Parmi les accusés figurent des figures emblématiques du paysage politique et militaire malien. Le colonel Kassoum Goïta, ancien directeur de la Sécurité d’État, et Kalilou Doumbia, ex-secrétaire général de la présidence, sont au cœur de cette procédure. Tous deux, incarcérés depuis 2021, rejettent catégoriquement les accusations de tentative de complot contre le gouvernement portées à leur encontre.

Le groupe des prévenus se compose de trois civils et trois militaires, reflétant la diversité des profils impliqués dans cette affaire. Outre les deux personnalités citées, l’adjudant-chef de la Sécurité d’État, un commissaire de police, un opérateur économique et un marabout complètent cette liste. Les autorités n’ont, pour l’instant, pas divulgué les détails précis des faits reprochés, ajoutant une dimension de mystère à ce dossier.

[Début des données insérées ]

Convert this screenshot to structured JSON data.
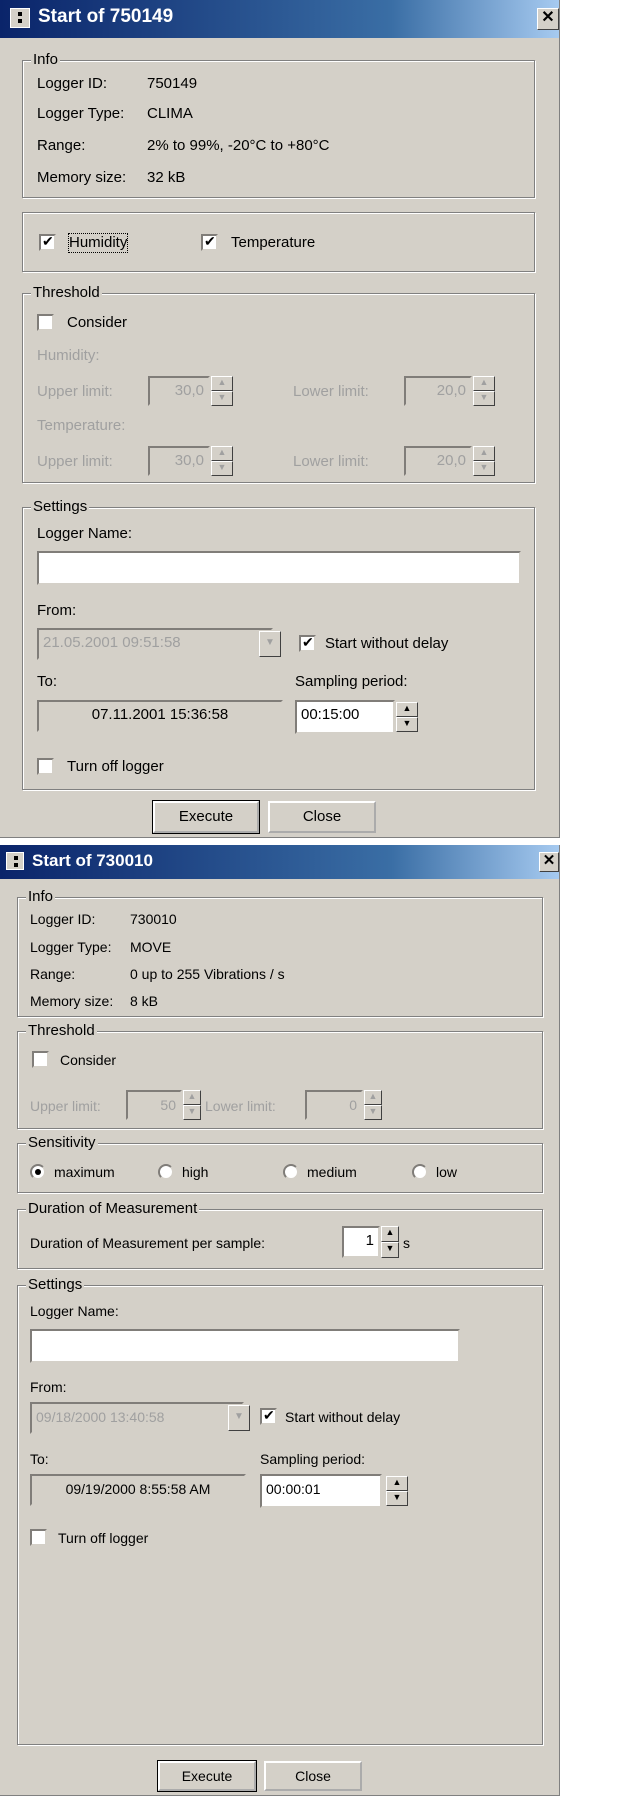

Un parcours judiciaire semé d’embûches

Les avocats de la défense dénoncent depuis le début un procès à caractère politique. Ils estiment que leurs clients sont poursuivis en raison de leur proximité avec Bah N’Daw, renversé lors du second coup d’État de mai 2021. Cette thèse est renforcée par les décisions judiciaires successives qui ont marqué cette affaire.

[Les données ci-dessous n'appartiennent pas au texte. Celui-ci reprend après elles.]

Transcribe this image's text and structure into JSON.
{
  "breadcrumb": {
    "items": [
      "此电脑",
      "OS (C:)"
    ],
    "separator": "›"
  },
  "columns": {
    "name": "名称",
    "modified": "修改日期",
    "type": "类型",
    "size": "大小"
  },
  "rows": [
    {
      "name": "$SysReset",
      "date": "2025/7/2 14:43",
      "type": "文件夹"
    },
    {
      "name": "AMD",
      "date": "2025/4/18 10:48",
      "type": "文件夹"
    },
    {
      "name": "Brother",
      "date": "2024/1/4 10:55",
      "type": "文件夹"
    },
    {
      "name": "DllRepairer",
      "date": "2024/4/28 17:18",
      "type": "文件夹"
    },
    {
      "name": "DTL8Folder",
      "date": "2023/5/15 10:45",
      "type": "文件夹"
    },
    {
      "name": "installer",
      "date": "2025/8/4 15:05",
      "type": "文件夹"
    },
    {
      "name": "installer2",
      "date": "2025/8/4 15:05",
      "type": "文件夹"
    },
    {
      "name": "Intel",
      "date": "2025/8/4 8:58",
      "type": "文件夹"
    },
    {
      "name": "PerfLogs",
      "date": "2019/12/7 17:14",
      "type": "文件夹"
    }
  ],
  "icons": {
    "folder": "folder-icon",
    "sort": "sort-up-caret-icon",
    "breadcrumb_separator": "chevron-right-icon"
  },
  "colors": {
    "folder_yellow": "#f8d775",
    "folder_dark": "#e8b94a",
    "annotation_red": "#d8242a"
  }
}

En juin 2022, un non-lieu avait été prononcé en faveur de Kalilou Doumbia et de Moustapha Diakité, un ancien commissaire de police de Kayes. Pourtant, malgré cette décision, ils sont restés derrière les barreaux. Puis, en janvier 2023, la cour d’appel a ordonné leur renvoi devant la juridiction criminelle. Depuis, toutes leurs demandes de mise en liberté provisoire ont été rejetées, prolongeant leur détention préventive.

Un espoir de clarté et de justice

Les avocats des six accusés ont réaffirmé leur volonté de participer activement à ce procès. Ils insistent sur le fait que leurs clients continueront de nier les accusations portées contre eux. Leur objectif ? Permettre enfin d’éclaircir les zones d’ombre de cette affaire et de rétablir la vérité. « Nous espérons que ce procès permettra de démontrer l’innocence de nos clients », déclarent-ils avec détermination.

Parallèlement, en décembre 2021, les conseils de la défense avaient déposé une plainte contre le général Modibo Koné, actuel directeur de la Sécurité d’État. Cette plainte visait des faits présumés commis lors des interpellations initiales. À ce jour, aucune suite judiciaire n’a encore été donnée à cette procédure.

Contexte : une transition politique mouvementée

Cette affaire s’inscrit dans un contexte plus large de transition politique au Mali. Entre les coups d’État d’août 2020 et de mai 2021, le pays a connu des bouleversements majeurs. Kalilou Doumbia occupait alors le poste de secrétaire général de la présidence, tandis que le colonel Kassoum Goïta dirigeait les services de renseignement. Leur présence dans cette procédure rappelle les tensions persistantes au sein des institutions maliennes.

Ce procès, qui s’ouvre alors que le Mali poursuit sa quête de stabilité, suscite de nombreuses interrogations. La justice malienne aura-t-elle les moyens de trancher équitablement dans ce dossier complexe ? Les avocats des accusés comptent bien y veiller.